Once artifacts were brought to the surface, archaeological record-keeping was performed by hand using paper finds sheets and logged later into a spreadsheet for tracking. Prior to first-aid conservation, artifacts were photographed on board the recovery vessel, Odyssey Explorer, and a separate photo log and file were created. With the sub-sea and surface recording systems, plus a separate inventory and management database maintained by the conservator, Odyssey can track the history of any single artifact from its first observation on the seafloor to its final destination and disposition.

As witnessed at the "Blue China" site, deep-ocean shipwrecks are not in a secure and stable state of equilibrium. Nor are they immune to post-wreck damage such as the destruction wrought by modern fishing trawl nets dragged across the seabed often thousands of feet deep. Supported by this alarming evidence, Odyssey has adopted the philosophy that with the discovery of deep-ocean shipwrecks comes the responsibility to archaeologically investigate them, and to share with the public—not just the scientific community—the knowledge and cultural material recovered from the site. The needless alternative may be the loss of such sites and most importantly, the irretrievable loss of a significant historical resource.

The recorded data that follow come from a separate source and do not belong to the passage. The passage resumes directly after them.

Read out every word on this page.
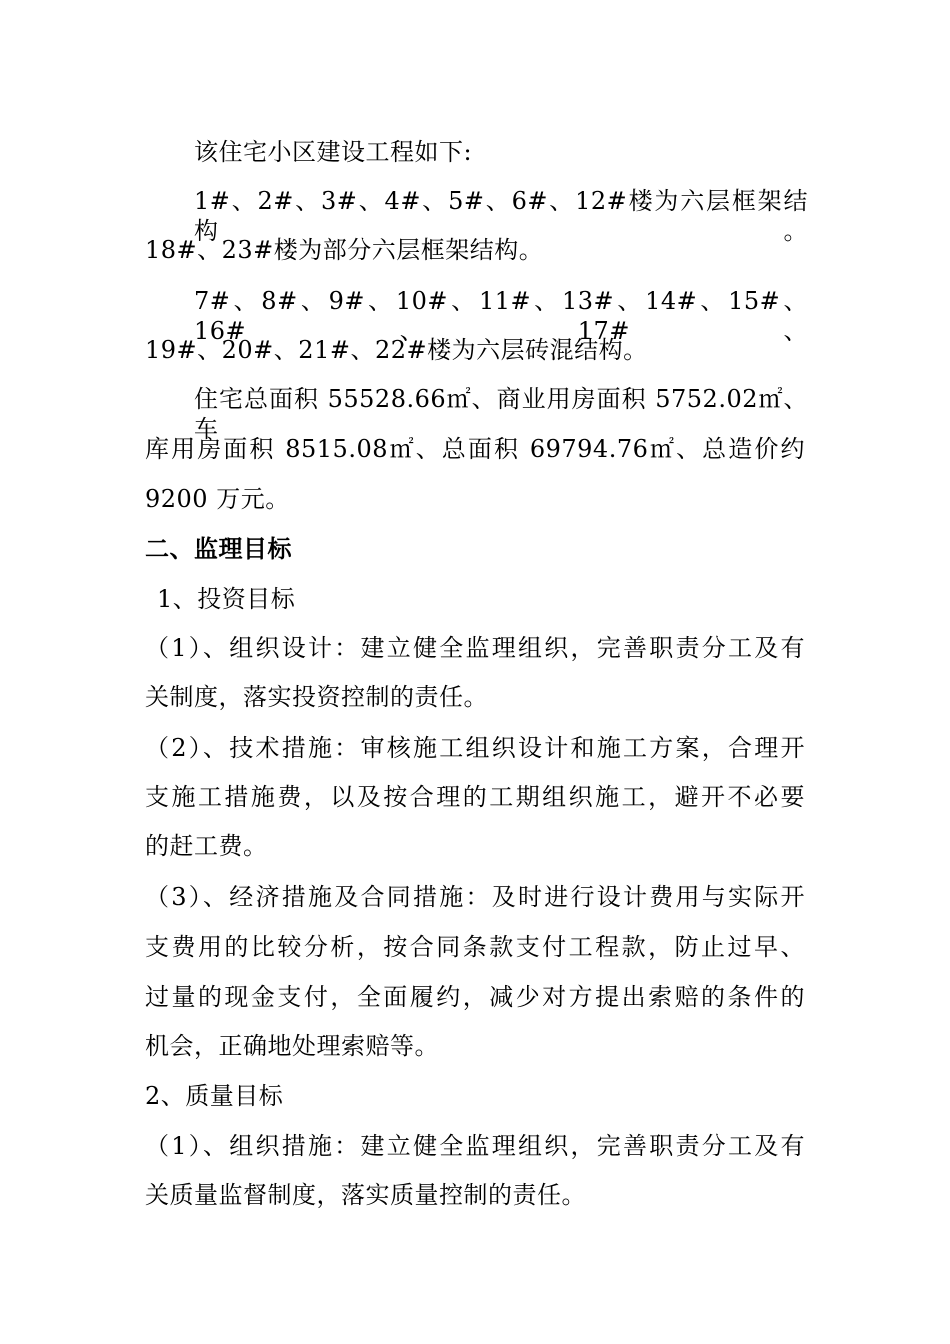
该住宅小区建设工程如下:
1#、2#、3#、4#、5#、6#、12#楼为六层框架结构。
18#、23#楼为部分六层框架结构。
7#、8#、9#、10#、11#、13#、14#、15#、16#、17#、
19#、20#、21#、22#楼为六层砖混结构。
住宅总面积 55528.66㎡、商业用房面积 5752.02㎡、车
库用房面积 8515.08㎡、总面积 69794.76㎡、总造价约
9200 万元。
二、监理目标
1、投资目标
（1）、组织设计：建立健全监理组织，完善职责分工及有
关制度，落实投资控制的责任。
（2）、技术措施：审核施工组织设计和施工方案，合理开
支施工措施费，以及按合理的工期组织施工，避开不必要
的赶工费。
（3）、经济措施及合同措施：及时进行设计费用与实际开
支费用的比较分析，按合同条款支付工程款，防止过早、
过量的现金支付，全面履约，减少对方提出索赔的条件的
机会，正确地处理索赔等。
2、质量目标
（1）、组织措施：建立健全监理组织，完善职责分工及有
关质量监督制度，落实质量控制的责任。
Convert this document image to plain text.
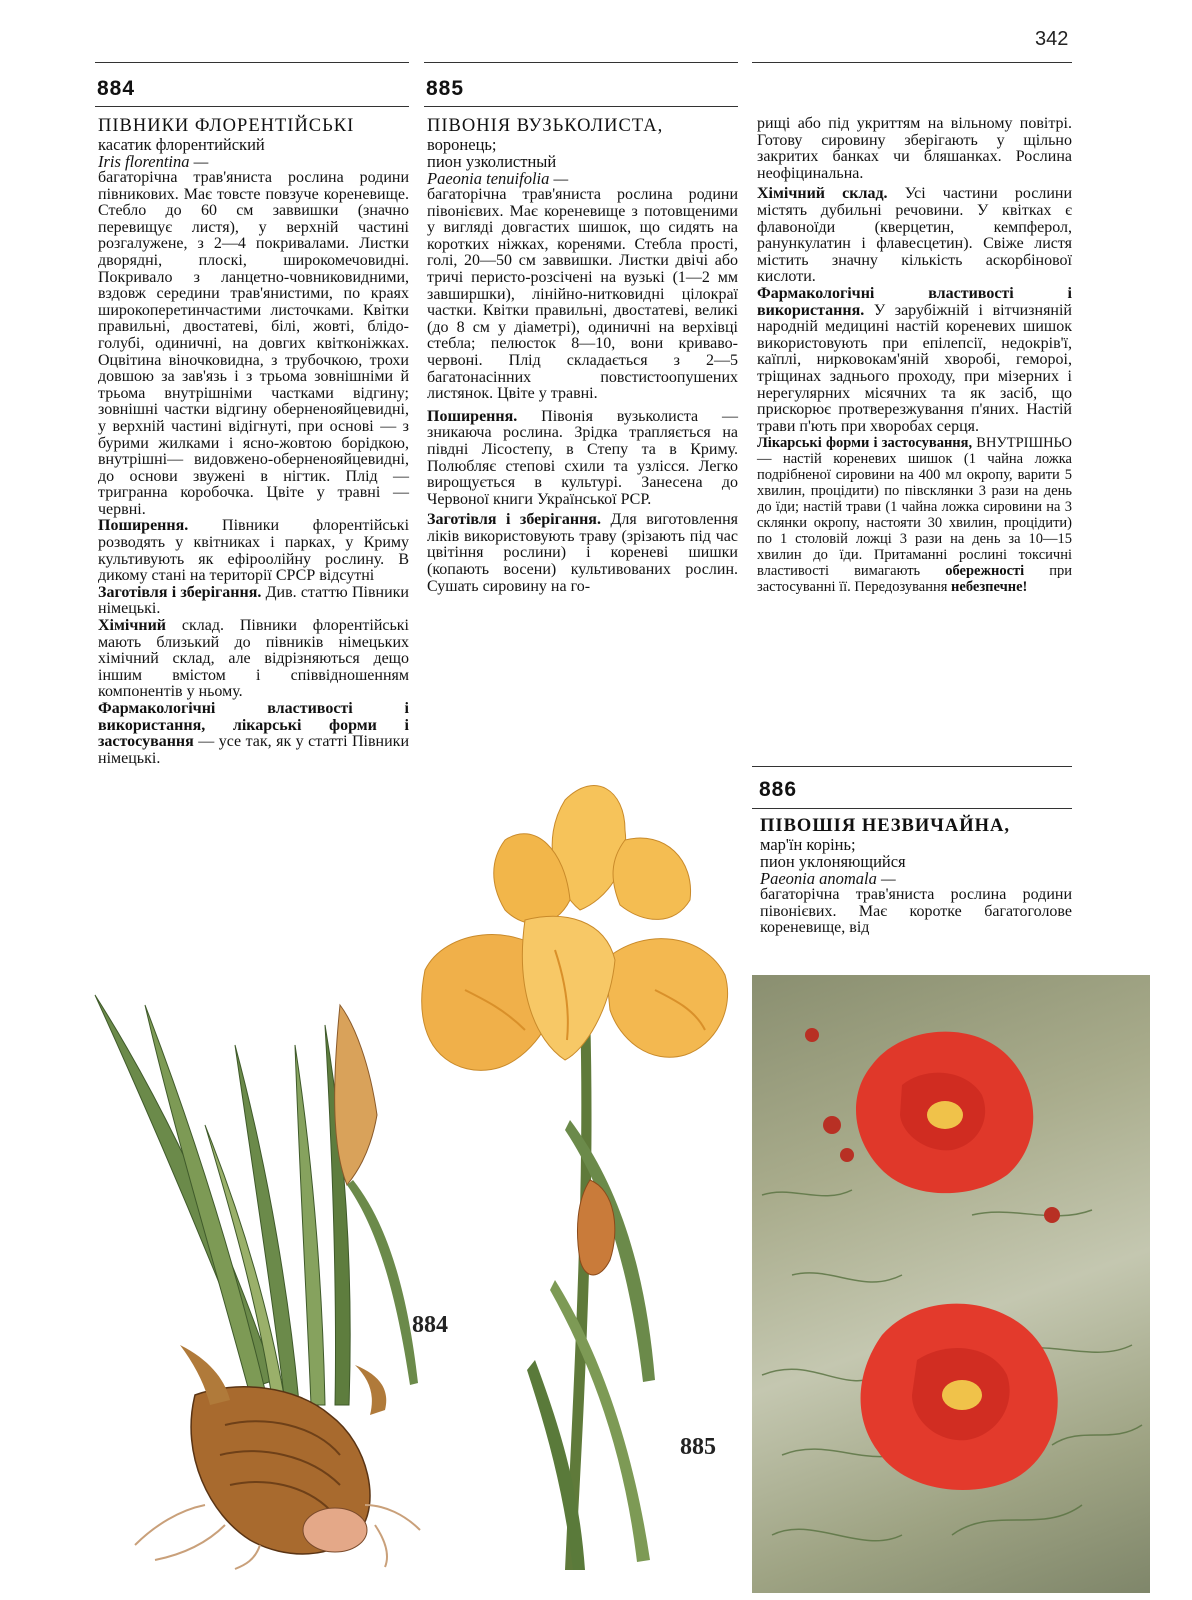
342
884	885

ПІВНИКИ ФЛОРЕНТІЙСЬКІ

касатик флорентийский

Iris florentina —

багаторічна трав'яниста рослина родини півникових. Має товсте повзуче кореневище. Стебло до 60 см заввишки (значно перевищує листя), у верхній частині розгалужене, з 2—4 покривалами. Листки дворядні, плоскі, широкомечовидні. Покривало з ланцетно-човниковидними, вздовж середини трав'янистими, по краях широкоперетинчастими листочками. Квітки правильні, двостатеві, білі, жовті, блідо-голубі, одиничні, на довгих квітконіжках. Оцвітина віночковидна, з трубочкою, трохи довшою за зав'язь і з трьома зовнішніми й трьома внутрішніми частками відгину; зовнішні частки відгину оберненояйцевидні, у верхній частині відігнуті, при основі — з бурими жилками і ясно-жовтою борідкою, внутрішні— видовжено-оберненояйцевидні, до основи звужені в нігтик. Плід — тригранна коробочка. Цвіте у травні — червні.

Поширення. Півники флорентійські розводять у квітниках і парках, у Криму культивують як ефіроолійну рослину. В дикому стані на території СРСР відсутні

Заготівля і зберігання. Див. статтю Півники німецькі.

Хімічний склад. Півники флорентійські мають близький до півників німецьких хімічний склад, але відрізняються дещо іншим вмістом і співвідношенням компонентів у ньому.

Фармакологічні властивості і використання, лікарські форми і застосування — усе так, як у статті Півники німецькі.

ПІВОНІЯ ВУЗЬКОЛИСТА,

воронець;

пион узколистный

Paeonia tenuifolia —

багаторічна трав'яниста рослина родини півонієвих. Має кореневище з потовщеними у вигляді довгастих шишок, що сидять на коротких ніжках, коренями. Стебла прості, голі, 20—50 см заввишки. Листки двічі або тричі перисто-розсічені на вузькі (1—2 мм завширшки), лінійно-нитковидні цілокраї частки. Квітки правильні, двостатеві, великі (до 8 см у діаметрі), одиничні на верхівці стебла; пелюсток 8—10, вони криваво-червоні. Плід складається з 2—5 багатонасінних повстистоопушених листянок. Цвіте у травні.

Поширення. Півонія вузьколиста — зникаюча рослина. Зрідка трапляється на півдні Лісостепу, в Степу та в Криму. Полюбляє степові схили та узлісся. Легко вирощується в культурі. Занесена до Червоної книги Української РСР.

Заготівля і зберігання. Для виготовлення ліків використовують траву (зрізають під час цвітіння рослини) і кореневі шишки (копають восени) культивованих рослин. Сушать сировину на го-

рищі або під укриттям на вільному повітрі. Готову сировину зберігають у щільно закритих банках чи бляшанках. Рослина неофіцинальна.

Хімічний склад. Усі частини рослини містять дубильні речовини. У квітках є флавоноїди (кверцетин, кемпферол, ранункулатин і флавесцетин). Свіже листя містить значну кількість аскорбінової кислоти.

Фармакологічні властивості і використання. У зарубіжній і вітчизняній народній медицині настій кореневих шишок використовують при епілепсії, недокрів'ї, каїплі, нирковокам'яній хворобі, гемороі, тріщинах заднього проходу, при мізерних і нерегулярних місячних та як засіб, що прискорює протверезжування п'яних. Настій трави п'ють при хворобах серця.

Лікарські форми і застосування, ВНУТРІШНЬО — настій кореневих шишок (1 чайна ложка подрібненої сировини на 400 мл окропу, варити 5 хвилин, процідити) по півсклянки 3 рази на день до їди; настій трави (1 чайна ложка сировини на 3 склянки окропу, настояти 30 хвилин, процідити) по 1 столовій ложці 3 рази на день за 10—15 хвилин до їди. Притаманні рослині токсичні властивості вимагають обережності при застосуванні її. Передозування небезпечне!

886

ПІВОШІЯ НЕЗВИЧАЙНА,

мар'їн корінь;

пион уклоняющийся

Paeonia anomala —

багаторічна трав'яниста рослина родини півонієвих. Має коротке багатоголове кореневище, від

884
885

In accomplishing its archaeological excavation at the "Blue China" site, Odyssey was able to recover as many diagnostic artifacts as possible in an effort to identify and date the remains, and to recover as many intact ceramics as possible for study and exhibit before everything was destroyed. In addition, the recovery process permitted the opportunity to conduct testing and further improvement of data logging software and deep-water archaeology techniques—enhancements which Odyssey has since applied to more recent shipwreck projects.